Recipe: Write dataframe outputs atomically

from data_engine.helpers import write_parquet_atomic


def write_target(context):
    output = context.mirror.with_suffix(".parquet")
    write_parquet_atomic(context.current, output)
    return output

Use the atomic write helpers when readers may inspect an output folder while a flow is writing new results.

Recipe: Propagate the last matching row value across a window

import data_engine.helpers
import polars as pl


df = df.with_columns(
    archived_at=data_engine.helpers.propagate_last_value(
        pl.col("archive_date").dt.combine(pl.col("archive_time")),
        by="claim_id",
        sort_by="claim_step_index",
        where=pl.col("status") == "Archive",
    )
)

Use this when one row in a grouped window marks an event, but every row in that window needs the event’s value. The first argument can be a column name or any Polars expression, including an adjacent value expression such as pl.col("archive_date").dt.combine(pl.col("archive_time")). The output column name comes from with_columns. Use normal Polars boolean expressions such as pl.col("status") != "Archive" or composed & and | predicates when the candidate row needs more specific matching.

Recipe: Count repeated visits to the same workflow

import data_engine.helpers


df = df.with_columns(
    workflow_visit=data_engine.helpers.visit_counter(
        "workflow",
        by="document_id",
        sort_by="step_index",
    )
)

Use this when a document can leave and later return to the same workflow. For ordered workflow values w1, w1, w1, w2, w2, w1, w1, w1, the visit counter is 1, 1, 1, 1, 1, 2, 2, 2: the second w1 run is visit 2 for w1, while the first w2 run remains visit 1 for w2.

Recipe: Replace one source slice in a DuckDB table

from data_engine.helpers.duckdb import ensure_index
from data_engine.helpers.duckdb import replace_rows_by_file


def load_current_source(context):
    db_path = context.database("warehouse.duckdb")
    updated = replace_rows_by_file(
        db_path,
        "canon.docs",
        df=context.current,
        file_hash=context.metadata["file_hash"],
    )
    ensure_index(db_path, "canon.docs", columns="file_key")
    return updated

Use this for incremental folder ingestion where each run replaces the rows for one source file while leaving the rest of the table intact. See DuckDB Helpers for the broader helper family.

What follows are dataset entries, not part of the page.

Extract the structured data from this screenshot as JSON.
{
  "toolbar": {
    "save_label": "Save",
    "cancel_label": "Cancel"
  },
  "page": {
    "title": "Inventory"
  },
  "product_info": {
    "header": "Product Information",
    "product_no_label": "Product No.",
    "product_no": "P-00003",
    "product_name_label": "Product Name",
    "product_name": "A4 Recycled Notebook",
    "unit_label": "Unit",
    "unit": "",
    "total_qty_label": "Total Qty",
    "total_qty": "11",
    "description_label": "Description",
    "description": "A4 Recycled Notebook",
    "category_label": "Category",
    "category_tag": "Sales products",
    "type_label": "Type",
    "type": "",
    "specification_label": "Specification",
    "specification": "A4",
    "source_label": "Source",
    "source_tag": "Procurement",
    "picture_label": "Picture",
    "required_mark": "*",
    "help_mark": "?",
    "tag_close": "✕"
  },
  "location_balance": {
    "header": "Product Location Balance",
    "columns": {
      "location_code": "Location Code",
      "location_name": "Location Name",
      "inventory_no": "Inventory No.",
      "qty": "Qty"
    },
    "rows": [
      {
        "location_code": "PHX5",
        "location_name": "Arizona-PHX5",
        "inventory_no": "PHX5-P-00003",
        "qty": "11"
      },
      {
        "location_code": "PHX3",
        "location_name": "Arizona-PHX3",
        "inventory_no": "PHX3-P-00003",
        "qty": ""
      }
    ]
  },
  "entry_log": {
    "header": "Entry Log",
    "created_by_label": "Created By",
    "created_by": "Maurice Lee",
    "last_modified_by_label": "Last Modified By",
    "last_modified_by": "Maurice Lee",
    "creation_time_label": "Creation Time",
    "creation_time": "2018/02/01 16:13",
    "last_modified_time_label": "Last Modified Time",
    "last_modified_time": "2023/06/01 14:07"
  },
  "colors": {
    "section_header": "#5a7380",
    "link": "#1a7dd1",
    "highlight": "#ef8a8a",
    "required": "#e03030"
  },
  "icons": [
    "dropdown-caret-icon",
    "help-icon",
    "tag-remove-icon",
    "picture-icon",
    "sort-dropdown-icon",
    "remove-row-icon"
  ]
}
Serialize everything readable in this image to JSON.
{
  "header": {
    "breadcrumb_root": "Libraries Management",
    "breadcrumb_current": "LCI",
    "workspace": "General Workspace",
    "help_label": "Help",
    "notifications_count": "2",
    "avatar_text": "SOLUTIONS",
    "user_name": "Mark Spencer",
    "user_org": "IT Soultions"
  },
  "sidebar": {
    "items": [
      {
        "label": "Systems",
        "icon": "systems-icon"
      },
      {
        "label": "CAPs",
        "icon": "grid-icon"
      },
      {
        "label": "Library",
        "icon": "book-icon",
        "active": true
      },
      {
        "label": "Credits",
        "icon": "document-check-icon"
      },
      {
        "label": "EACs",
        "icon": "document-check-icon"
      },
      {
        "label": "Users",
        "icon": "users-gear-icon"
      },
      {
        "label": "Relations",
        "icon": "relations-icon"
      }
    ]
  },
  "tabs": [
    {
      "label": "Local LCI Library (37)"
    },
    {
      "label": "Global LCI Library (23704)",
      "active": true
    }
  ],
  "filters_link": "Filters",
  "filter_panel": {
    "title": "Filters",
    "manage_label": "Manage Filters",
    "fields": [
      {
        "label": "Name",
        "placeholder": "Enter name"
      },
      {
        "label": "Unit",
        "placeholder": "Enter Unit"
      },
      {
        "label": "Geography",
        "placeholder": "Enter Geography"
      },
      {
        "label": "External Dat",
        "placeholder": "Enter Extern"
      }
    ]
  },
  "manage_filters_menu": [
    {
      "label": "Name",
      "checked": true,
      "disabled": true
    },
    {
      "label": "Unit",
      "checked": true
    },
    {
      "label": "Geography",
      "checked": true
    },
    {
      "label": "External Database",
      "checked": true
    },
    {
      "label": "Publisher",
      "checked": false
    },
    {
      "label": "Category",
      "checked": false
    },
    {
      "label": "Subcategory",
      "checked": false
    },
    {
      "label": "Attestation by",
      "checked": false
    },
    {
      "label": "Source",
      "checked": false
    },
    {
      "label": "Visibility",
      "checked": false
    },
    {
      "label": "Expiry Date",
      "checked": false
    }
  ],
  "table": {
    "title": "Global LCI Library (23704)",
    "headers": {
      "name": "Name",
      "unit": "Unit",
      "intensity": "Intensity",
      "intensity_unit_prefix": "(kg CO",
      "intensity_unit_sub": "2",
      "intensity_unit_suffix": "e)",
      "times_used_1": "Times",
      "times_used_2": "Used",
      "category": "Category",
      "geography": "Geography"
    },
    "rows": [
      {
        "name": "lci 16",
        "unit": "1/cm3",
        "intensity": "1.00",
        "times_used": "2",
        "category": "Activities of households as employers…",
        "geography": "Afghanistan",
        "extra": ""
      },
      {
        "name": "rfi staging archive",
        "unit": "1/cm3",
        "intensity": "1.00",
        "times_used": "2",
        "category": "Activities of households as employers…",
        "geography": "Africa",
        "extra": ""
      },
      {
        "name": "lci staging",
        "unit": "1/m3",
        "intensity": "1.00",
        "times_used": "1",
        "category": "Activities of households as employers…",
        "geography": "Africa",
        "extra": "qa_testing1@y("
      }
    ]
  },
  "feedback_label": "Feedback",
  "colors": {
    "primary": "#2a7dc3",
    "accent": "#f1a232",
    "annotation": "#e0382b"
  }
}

Recipe: Write several outputs for one source

def write_outputs(context):
    open_path = context.mirror.namespaced_file("open_docs.parquet")
    closed_path = context.mirror.namespaced_file("closed_docs.parquet")
    context.current.filter(pl.col("status") == "OPEN").write_parquet(open_path)
    context.current.filter(pl.col("status") == "CLOSED").write_parquet(closed_path)
    return open_path

Use namespaced_file(...) when one source item naturally produces several derived outputs.